At the 2008 Summer Olympics in Beijing, Bisharat rode his second horse Sam-Sam in the individual jumping event, where he received a total of forty-one penalties in the second qualifying round, and was thereby eliminated from the competition.

At the 2012 Summer Olympics in London, Bisharat selected his third and current horse Vrieda O to ride and compete for the third time in the individual jumping event. Unlike his two previous games, Bisharat was immediately eliminated at the first stage of the qualifying rounds after knocking down three fences, and incurring time penalties, which placed him in the bottom fifteen places of a seventy-five strong field.

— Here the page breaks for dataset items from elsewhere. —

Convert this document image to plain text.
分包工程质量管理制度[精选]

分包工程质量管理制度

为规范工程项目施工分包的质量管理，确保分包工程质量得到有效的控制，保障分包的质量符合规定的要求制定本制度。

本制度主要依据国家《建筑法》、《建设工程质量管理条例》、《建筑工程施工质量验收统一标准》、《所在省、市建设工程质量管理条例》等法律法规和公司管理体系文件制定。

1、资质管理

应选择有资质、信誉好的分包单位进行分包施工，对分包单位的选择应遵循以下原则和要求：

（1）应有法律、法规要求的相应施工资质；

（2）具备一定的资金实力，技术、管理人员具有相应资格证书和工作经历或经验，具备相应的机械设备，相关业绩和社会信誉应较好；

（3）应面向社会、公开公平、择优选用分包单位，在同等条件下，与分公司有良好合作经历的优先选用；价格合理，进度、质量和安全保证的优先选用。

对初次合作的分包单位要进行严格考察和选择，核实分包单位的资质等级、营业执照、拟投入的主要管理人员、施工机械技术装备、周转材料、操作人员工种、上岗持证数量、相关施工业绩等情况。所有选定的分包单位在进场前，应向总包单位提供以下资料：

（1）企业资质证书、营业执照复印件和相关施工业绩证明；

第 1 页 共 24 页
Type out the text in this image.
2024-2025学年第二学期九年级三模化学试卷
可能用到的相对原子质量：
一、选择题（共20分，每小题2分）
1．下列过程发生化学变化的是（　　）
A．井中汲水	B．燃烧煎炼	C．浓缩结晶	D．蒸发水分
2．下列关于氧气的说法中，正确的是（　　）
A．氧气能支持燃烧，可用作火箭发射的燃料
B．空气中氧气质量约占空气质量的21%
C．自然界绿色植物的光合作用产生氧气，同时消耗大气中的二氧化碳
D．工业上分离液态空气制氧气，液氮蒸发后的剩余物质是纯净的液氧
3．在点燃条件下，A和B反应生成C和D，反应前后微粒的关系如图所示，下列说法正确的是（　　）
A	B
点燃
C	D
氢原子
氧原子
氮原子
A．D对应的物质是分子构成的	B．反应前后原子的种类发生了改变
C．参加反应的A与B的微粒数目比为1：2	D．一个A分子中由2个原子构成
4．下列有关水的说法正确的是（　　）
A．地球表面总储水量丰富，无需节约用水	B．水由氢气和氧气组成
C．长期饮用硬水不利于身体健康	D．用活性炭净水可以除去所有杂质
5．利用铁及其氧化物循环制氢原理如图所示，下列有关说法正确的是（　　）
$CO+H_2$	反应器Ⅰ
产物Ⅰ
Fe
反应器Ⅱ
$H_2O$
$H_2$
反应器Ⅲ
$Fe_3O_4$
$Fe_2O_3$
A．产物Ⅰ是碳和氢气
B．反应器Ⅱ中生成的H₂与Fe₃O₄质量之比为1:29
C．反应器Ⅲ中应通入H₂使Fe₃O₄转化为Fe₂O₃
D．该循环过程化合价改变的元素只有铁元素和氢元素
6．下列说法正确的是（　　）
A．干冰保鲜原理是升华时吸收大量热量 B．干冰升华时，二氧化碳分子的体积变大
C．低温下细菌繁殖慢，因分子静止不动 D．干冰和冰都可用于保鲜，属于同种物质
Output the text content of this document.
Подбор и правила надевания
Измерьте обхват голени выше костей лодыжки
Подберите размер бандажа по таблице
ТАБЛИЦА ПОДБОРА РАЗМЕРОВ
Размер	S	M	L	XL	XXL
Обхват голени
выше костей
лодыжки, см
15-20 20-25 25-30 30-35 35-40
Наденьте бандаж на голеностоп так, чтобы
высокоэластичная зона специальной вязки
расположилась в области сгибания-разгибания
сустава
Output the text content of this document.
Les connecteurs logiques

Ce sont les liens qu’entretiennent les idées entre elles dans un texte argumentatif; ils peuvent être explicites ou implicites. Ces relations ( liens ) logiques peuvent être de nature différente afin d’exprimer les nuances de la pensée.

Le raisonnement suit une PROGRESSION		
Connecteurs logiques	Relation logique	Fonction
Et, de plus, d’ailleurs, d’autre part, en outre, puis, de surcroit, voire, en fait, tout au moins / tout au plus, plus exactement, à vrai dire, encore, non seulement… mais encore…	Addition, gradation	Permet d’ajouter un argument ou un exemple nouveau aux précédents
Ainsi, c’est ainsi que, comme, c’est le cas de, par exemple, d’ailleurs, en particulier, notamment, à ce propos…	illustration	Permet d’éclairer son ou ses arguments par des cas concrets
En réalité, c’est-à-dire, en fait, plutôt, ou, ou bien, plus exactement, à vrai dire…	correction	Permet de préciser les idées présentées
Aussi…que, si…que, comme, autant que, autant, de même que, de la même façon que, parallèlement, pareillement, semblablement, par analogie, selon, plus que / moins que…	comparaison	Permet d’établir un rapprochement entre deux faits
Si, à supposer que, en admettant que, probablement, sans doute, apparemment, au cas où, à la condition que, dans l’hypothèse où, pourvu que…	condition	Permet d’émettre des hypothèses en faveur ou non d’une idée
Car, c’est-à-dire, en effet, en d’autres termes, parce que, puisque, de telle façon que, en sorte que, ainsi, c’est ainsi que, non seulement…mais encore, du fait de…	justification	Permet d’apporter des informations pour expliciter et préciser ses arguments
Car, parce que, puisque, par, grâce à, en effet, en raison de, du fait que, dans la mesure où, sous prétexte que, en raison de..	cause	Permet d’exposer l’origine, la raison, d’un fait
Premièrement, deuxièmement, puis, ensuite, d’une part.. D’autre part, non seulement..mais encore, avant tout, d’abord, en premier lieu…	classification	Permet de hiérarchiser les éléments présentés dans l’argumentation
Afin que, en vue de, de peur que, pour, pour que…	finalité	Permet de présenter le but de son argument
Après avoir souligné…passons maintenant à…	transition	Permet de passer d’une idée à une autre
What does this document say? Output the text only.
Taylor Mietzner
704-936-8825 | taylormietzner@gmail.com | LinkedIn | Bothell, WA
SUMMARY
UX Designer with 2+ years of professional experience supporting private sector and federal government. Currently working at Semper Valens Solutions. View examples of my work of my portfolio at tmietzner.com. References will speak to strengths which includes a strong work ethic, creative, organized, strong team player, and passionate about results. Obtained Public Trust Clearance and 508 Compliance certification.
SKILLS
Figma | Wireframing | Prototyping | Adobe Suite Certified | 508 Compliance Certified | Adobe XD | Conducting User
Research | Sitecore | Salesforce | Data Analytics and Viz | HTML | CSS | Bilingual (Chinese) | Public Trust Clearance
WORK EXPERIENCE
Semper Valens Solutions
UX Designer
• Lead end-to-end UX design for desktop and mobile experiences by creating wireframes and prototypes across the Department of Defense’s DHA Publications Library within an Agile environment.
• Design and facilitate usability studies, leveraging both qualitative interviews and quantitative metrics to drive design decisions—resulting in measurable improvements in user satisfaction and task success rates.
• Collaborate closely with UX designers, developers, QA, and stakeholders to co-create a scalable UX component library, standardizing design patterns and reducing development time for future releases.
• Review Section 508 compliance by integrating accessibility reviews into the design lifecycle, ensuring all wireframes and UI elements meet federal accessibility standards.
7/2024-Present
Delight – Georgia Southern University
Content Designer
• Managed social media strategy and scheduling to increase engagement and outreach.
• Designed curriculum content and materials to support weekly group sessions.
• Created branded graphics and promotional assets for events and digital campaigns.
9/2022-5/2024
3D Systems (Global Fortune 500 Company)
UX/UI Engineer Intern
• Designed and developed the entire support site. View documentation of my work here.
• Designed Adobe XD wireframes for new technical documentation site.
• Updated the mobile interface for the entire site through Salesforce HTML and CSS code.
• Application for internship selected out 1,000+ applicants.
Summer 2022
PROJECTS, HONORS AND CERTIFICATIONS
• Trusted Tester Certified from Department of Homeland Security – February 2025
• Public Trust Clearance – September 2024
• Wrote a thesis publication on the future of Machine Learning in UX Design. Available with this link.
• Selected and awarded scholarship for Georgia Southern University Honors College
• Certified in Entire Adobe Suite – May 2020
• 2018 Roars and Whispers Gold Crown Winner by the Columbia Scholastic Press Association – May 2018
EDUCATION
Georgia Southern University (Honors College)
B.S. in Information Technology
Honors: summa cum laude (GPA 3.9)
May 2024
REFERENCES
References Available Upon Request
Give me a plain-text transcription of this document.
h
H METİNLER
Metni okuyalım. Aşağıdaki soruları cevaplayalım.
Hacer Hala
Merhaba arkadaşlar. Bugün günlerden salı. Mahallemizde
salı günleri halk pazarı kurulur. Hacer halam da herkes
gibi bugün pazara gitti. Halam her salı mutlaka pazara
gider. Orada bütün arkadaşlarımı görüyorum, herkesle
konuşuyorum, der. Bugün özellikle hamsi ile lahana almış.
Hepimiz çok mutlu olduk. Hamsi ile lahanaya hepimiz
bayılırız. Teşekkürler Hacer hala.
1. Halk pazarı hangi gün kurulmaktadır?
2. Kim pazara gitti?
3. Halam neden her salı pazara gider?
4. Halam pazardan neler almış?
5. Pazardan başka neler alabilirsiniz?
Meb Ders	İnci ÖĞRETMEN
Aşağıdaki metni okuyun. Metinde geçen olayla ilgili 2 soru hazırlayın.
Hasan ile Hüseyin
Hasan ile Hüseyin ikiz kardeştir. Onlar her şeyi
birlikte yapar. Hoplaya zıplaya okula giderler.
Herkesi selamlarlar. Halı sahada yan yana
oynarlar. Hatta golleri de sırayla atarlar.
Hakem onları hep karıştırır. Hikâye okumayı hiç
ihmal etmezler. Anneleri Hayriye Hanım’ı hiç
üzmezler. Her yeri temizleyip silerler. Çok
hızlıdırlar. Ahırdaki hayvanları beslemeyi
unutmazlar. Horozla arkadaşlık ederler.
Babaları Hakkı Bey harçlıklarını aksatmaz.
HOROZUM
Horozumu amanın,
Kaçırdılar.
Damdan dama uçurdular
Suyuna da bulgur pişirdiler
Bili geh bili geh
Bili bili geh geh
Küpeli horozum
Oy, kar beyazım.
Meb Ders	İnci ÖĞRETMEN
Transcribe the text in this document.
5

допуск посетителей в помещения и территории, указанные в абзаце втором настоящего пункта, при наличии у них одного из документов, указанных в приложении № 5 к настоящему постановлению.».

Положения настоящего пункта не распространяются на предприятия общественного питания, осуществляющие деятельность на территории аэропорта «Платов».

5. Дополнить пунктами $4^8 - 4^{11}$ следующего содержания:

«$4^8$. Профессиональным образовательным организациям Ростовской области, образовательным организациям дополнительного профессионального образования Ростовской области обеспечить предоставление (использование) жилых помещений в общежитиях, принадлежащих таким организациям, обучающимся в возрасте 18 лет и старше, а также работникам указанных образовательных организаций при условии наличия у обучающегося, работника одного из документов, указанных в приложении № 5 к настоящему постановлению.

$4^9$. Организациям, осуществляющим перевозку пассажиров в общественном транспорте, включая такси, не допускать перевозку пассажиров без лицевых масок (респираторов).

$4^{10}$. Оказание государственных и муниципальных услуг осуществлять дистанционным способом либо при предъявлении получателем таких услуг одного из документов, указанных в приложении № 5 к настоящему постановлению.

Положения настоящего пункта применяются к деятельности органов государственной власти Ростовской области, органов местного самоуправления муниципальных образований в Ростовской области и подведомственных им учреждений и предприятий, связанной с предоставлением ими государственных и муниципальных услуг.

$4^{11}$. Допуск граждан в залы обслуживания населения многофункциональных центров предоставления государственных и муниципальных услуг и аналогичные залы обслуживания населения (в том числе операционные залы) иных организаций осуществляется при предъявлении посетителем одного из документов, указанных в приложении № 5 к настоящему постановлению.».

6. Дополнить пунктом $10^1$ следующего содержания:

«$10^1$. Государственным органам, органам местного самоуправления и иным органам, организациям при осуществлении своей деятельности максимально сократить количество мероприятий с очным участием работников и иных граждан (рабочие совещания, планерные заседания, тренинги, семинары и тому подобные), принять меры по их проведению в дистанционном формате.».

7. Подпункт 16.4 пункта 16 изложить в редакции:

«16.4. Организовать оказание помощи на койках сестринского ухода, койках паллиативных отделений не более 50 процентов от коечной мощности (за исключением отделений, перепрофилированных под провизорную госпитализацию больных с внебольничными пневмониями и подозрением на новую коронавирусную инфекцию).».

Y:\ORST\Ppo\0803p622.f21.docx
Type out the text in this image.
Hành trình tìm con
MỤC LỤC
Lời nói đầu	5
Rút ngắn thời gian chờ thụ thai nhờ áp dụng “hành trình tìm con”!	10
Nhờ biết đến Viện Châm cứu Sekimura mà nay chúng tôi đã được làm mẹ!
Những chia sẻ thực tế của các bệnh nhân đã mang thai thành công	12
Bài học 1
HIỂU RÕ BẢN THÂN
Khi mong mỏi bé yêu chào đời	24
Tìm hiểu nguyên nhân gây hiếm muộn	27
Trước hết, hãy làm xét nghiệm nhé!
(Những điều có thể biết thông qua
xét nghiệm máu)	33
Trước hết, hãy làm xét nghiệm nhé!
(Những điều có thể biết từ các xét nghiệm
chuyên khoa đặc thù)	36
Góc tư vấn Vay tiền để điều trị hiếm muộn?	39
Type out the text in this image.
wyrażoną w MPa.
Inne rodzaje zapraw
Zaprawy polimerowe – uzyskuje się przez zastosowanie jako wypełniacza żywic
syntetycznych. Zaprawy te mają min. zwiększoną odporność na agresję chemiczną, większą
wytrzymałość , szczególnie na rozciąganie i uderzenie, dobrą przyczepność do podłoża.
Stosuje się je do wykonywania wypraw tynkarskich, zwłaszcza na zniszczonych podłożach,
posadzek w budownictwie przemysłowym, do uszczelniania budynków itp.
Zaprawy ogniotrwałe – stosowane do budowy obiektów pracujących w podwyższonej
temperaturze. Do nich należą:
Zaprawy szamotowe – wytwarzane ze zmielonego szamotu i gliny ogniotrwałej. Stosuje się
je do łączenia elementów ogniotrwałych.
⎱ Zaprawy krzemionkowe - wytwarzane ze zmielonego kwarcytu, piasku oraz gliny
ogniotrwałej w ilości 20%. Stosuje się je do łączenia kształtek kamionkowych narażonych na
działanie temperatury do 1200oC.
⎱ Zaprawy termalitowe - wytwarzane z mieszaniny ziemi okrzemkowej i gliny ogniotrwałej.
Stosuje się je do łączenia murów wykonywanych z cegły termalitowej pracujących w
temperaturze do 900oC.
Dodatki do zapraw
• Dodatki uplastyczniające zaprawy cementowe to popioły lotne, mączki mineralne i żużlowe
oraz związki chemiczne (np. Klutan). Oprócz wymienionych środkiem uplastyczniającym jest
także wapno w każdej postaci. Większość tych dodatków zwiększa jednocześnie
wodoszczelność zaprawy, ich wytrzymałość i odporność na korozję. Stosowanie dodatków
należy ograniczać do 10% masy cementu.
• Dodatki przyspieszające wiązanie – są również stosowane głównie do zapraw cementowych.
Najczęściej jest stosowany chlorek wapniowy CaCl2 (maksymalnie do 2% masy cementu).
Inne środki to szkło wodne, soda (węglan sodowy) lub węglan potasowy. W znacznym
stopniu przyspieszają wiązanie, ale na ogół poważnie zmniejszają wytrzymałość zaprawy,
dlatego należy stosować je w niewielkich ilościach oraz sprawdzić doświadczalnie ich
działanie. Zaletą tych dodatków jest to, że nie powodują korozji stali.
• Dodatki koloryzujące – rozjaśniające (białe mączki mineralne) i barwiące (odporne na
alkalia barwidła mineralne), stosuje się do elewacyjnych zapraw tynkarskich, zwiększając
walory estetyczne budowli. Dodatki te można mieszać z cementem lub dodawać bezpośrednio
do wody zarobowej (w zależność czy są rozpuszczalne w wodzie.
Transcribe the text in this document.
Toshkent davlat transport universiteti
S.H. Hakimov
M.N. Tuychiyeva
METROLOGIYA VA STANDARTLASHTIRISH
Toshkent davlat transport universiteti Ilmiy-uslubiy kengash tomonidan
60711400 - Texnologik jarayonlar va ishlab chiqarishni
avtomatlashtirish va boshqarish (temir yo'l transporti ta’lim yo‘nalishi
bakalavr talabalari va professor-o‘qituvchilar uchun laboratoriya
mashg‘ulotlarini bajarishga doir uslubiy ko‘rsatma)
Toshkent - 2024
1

Bisharat became the first Jordanian athlete to comepete in four different Olympic Games when he competed in the 2020 Summer Olympics with his gelding Blushing, ultimately withdrawing from the competition.

Bisharat is currently coached by Dutch-born Belgian equestrian rider Jos Lansink, a seven-time Olympian and gold medalist for the jumping event at the 1992 Summer Olympics in Barcelona, Spain.

== Personal life ==
Bisharat is the son of Jordanian equestrian Hani Bisharat. He manages the Bisharat Stables in Essen, Belgium alongside his father.